On yıllar boyunca terapistler çocukların sorunları için anne babaları suçlamıştır. Sanki çocuk yetiştirmenin tek bir doğru yolu varmış gibi. Mutsuzluk ve kötü davranışın bütün biçimleri kötü anne babalığa izafe edilmiştir. Çocukların anne babaların elinde bir hamur gibi yoğrulduğu ve hayatlarının daha sonraki dönemlerinde karşılaştıkları ruhsal sorunların kötü anne babalığın neticesinde ortaya çıktığına dair bir efsane oluşturulmuştur. Bu, hakikatin ancak dörtte biri olabilir. Sadece çocukları değil, onların anne babalarını da incitmiş olan bir inançtır bu. Artık biliyoruz ki çocuk boş bir kâğıt değil:  Davranış genetiği üzerine yakın zamanlı çalışmalar, gelişim üzerinde kalıtsal etkenlerin ebeveynlikten çok daha fazla rol oynadığını bize gösteriyor.
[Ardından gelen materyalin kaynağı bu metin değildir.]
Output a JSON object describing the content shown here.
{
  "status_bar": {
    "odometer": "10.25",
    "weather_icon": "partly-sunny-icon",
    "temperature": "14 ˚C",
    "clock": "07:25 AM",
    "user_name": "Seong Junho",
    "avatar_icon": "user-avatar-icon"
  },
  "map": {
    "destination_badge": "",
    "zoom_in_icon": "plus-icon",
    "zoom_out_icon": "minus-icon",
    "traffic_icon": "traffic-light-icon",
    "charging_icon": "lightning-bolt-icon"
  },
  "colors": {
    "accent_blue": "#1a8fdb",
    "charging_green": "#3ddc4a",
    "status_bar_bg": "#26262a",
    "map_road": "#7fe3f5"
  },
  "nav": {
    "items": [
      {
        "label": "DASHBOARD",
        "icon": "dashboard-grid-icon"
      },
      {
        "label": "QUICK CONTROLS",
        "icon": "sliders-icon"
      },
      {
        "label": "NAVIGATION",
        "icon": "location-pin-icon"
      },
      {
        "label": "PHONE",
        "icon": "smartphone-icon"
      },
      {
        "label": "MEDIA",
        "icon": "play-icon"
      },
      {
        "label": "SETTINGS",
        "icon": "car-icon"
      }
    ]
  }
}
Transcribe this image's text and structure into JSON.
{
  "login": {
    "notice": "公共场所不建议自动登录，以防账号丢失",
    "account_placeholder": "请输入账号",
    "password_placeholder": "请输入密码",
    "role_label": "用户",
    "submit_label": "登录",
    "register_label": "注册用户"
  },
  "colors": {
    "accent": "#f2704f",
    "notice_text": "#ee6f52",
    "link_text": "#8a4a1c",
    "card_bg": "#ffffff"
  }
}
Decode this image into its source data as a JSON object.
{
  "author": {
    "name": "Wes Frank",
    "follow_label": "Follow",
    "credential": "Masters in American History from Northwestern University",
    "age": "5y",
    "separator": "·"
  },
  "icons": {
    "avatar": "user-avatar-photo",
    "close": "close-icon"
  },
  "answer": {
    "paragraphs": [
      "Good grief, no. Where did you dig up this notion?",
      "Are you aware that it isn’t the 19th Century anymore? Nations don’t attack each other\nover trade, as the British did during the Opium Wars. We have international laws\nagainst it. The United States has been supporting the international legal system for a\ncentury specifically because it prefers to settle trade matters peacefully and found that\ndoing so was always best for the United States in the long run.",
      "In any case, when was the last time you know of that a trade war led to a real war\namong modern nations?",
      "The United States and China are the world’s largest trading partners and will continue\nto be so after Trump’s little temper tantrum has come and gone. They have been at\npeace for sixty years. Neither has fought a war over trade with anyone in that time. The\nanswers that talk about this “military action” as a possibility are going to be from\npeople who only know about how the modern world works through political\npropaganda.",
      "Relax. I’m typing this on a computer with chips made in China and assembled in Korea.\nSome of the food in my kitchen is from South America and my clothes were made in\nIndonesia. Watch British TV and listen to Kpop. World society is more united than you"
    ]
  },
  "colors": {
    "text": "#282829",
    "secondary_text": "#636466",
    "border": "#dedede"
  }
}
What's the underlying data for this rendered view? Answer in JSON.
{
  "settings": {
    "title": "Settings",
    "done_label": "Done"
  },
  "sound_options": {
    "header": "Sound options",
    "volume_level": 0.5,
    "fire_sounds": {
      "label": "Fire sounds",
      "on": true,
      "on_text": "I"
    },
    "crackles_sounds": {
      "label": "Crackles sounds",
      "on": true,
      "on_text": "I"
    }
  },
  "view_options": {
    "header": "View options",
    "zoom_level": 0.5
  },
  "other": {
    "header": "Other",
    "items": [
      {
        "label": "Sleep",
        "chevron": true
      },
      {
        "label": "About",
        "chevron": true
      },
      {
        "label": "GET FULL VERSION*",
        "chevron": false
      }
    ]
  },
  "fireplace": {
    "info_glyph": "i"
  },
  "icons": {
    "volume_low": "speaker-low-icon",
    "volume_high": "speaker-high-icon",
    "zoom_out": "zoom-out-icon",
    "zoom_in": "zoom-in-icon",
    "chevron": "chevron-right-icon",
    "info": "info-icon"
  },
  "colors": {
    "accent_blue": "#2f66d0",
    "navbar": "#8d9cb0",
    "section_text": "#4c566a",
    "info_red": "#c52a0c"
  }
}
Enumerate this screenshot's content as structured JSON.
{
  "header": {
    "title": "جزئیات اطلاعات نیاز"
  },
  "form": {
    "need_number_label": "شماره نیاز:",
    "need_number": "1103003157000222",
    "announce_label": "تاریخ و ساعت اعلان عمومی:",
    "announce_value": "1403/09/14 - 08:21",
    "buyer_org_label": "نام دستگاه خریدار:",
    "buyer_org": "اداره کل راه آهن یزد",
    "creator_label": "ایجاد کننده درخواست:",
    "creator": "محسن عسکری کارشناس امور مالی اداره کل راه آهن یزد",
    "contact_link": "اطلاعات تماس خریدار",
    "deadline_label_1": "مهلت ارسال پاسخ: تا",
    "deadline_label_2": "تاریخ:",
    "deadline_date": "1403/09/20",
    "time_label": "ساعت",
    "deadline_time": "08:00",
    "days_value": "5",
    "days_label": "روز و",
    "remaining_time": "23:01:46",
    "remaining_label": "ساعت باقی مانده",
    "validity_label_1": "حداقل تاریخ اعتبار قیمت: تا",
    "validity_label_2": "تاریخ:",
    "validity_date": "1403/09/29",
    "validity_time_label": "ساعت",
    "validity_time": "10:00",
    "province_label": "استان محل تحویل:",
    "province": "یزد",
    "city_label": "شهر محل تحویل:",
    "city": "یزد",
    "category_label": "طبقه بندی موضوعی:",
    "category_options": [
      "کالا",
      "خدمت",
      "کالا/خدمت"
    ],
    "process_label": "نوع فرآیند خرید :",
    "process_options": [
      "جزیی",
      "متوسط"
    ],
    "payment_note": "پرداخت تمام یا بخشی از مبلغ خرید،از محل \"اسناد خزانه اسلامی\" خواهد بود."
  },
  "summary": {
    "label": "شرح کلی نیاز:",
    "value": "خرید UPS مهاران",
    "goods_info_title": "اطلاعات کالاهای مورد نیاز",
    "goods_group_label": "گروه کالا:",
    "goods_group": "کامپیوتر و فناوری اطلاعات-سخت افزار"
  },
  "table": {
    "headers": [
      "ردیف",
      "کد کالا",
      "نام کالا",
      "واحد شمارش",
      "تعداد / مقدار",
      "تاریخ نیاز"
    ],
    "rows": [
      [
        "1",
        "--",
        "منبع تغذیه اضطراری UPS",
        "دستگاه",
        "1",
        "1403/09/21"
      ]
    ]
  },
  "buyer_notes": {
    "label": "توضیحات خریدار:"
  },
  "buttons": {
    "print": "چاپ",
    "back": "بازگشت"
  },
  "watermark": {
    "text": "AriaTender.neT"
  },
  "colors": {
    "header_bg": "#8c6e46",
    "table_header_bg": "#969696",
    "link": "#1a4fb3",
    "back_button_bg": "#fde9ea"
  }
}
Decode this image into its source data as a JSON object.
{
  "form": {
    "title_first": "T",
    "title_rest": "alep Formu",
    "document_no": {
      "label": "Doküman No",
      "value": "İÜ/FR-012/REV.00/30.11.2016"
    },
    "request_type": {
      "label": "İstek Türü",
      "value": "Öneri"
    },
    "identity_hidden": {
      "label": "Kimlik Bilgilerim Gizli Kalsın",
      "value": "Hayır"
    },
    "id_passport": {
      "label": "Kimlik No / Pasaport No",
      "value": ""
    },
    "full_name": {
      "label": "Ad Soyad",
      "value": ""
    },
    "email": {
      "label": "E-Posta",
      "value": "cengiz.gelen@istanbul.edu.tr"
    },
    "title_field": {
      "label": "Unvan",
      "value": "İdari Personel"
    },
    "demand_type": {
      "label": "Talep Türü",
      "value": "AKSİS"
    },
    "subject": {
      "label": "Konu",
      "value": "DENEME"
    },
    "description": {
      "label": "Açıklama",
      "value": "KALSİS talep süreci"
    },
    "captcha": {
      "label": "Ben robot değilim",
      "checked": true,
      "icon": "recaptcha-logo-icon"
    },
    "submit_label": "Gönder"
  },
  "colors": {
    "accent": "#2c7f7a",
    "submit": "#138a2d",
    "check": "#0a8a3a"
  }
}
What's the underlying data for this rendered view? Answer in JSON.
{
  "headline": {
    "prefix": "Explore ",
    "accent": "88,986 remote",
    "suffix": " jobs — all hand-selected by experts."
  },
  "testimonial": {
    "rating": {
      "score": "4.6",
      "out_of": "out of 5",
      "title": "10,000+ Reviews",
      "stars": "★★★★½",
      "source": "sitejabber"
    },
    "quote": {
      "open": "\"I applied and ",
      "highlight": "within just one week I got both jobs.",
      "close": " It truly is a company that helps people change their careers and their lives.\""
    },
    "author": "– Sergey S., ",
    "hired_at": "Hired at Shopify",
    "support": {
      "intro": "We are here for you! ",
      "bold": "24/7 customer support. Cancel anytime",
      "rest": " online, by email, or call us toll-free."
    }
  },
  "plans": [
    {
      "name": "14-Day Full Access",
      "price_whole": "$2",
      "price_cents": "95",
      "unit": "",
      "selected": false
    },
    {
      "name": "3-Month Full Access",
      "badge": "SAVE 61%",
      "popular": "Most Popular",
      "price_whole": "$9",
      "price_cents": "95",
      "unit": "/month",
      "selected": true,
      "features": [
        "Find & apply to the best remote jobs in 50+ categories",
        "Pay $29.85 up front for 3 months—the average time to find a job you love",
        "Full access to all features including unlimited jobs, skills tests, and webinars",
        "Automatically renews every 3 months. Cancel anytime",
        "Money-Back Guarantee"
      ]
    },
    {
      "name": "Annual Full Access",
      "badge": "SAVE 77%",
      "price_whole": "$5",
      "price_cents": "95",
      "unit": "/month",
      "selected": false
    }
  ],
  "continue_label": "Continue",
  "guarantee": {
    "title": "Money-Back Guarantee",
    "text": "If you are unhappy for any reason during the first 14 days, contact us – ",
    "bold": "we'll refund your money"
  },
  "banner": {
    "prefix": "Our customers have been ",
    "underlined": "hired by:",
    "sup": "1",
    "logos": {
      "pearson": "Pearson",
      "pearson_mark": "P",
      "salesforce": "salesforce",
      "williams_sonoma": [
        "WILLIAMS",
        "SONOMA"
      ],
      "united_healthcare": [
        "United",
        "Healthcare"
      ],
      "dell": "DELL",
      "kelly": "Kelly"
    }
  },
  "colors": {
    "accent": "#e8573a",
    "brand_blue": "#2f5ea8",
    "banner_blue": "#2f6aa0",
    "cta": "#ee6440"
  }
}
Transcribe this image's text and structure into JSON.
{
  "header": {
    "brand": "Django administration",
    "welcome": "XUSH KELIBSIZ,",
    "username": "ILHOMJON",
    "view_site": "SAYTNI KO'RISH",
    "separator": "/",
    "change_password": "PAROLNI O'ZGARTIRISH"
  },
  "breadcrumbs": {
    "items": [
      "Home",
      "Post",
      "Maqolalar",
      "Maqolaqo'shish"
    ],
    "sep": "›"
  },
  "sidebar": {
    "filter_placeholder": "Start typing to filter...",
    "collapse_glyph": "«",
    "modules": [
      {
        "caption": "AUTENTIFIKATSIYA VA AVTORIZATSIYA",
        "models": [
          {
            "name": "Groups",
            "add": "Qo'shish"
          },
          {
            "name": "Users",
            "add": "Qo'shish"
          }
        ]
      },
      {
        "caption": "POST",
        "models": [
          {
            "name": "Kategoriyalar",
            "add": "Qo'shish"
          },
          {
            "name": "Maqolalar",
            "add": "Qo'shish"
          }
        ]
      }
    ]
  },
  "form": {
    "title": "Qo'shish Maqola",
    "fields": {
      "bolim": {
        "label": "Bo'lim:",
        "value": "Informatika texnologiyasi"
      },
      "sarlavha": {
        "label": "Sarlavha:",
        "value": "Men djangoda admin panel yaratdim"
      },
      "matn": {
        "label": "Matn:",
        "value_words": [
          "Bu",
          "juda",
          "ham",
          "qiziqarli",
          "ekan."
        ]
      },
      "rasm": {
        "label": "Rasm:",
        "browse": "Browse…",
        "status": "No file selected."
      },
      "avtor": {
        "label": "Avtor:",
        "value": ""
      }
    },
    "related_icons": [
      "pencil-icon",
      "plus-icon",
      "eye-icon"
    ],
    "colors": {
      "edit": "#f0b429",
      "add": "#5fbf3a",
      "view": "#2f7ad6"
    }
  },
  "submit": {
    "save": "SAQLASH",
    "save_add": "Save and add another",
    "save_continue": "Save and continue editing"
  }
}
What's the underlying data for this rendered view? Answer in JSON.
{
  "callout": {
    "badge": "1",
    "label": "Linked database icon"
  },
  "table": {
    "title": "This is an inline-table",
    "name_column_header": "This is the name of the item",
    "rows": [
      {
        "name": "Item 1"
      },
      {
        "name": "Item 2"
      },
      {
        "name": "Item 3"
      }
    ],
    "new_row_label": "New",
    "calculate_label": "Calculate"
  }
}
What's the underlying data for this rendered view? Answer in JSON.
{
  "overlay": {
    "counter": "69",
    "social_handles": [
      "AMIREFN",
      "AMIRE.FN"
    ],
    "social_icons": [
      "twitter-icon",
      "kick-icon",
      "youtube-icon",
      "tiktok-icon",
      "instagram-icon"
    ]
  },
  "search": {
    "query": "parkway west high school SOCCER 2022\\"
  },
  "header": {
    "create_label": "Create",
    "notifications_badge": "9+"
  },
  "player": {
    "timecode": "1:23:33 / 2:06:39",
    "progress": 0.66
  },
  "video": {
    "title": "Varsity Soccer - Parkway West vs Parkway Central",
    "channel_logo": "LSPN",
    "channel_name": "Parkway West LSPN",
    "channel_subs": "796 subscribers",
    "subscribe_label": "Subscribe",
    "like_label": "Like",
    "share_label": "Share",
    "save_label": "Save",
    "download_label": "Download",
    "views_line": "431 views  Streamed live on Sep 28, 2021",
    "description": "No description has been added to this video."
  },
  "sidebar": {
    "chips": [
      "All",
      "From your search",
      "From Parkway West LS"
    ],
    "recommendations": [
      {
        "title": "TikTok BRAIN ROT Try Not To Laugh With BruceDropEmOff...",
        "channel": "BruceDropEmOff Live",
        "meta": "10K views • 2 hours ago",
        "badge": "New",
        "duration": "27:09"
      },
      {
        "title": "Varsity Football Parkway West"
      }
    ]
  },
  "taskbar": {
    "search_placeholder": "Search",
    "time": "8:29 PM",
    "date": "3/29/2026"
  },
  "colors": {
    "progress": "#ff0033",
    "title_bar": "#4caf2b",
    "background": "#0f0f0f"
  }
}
Eşler ve sevgililer, ötekinden kendilerini mutlu etmesini beklediğinde hayal kırıklığına uğrar. Ebeveynler çocuklarından kendilerini mutlu etmelerini beklediğinde hayal kırıklığına uğrar. Ailelerimizin tadını daha fazla çıkarmak için daha geniş sosyal ortamlara çıkmalıyız. Manevi bir ortak iklimi teneffüs etmek,  aile bireylerini bir ruhsal akrabalıkla birbirine bağlar. Akrabalarımızla, iş arkadaşlarımızla ve aynı toplumu paylaştığımız insanlarla daha sık birlikte olmalıyız. Yakınlık ve toplumsallık değişik bağlanma ihtiyaçlarını giderir ve pek çok insan her iki türlü ilişkiye de ihtiyaç duyar. Bu sebeple yakın aile çevresinin dışında da bir dizi bağlanma geliştirmeye de ihtiyacımız var. Hayat bizim etrafımızda deveran etmiyor ve mutlak bir mutluluk yok. Başka insanlarla birlikte yaşamak bize uzlaşmayı ve ihtimamı öğretir.

Bir evi yuva yapan, ocağında tüten muhabbettir. Güzellik, sıradan gerçekliği aşan yaşantılarda bize göz kırpar. Ruhun ebediyete kapı araladığı anlar, sevginin bizi güzelleştirmesine izin verdiğimiz anlardır. Bir evi yuva yapan, orada bulduğumuz güzelliktir. Demem o ki göz ve ruhlarımız birbirine değsin. Sonra omuzlarımız birbirine değsin de birlikte ufku seyredelim.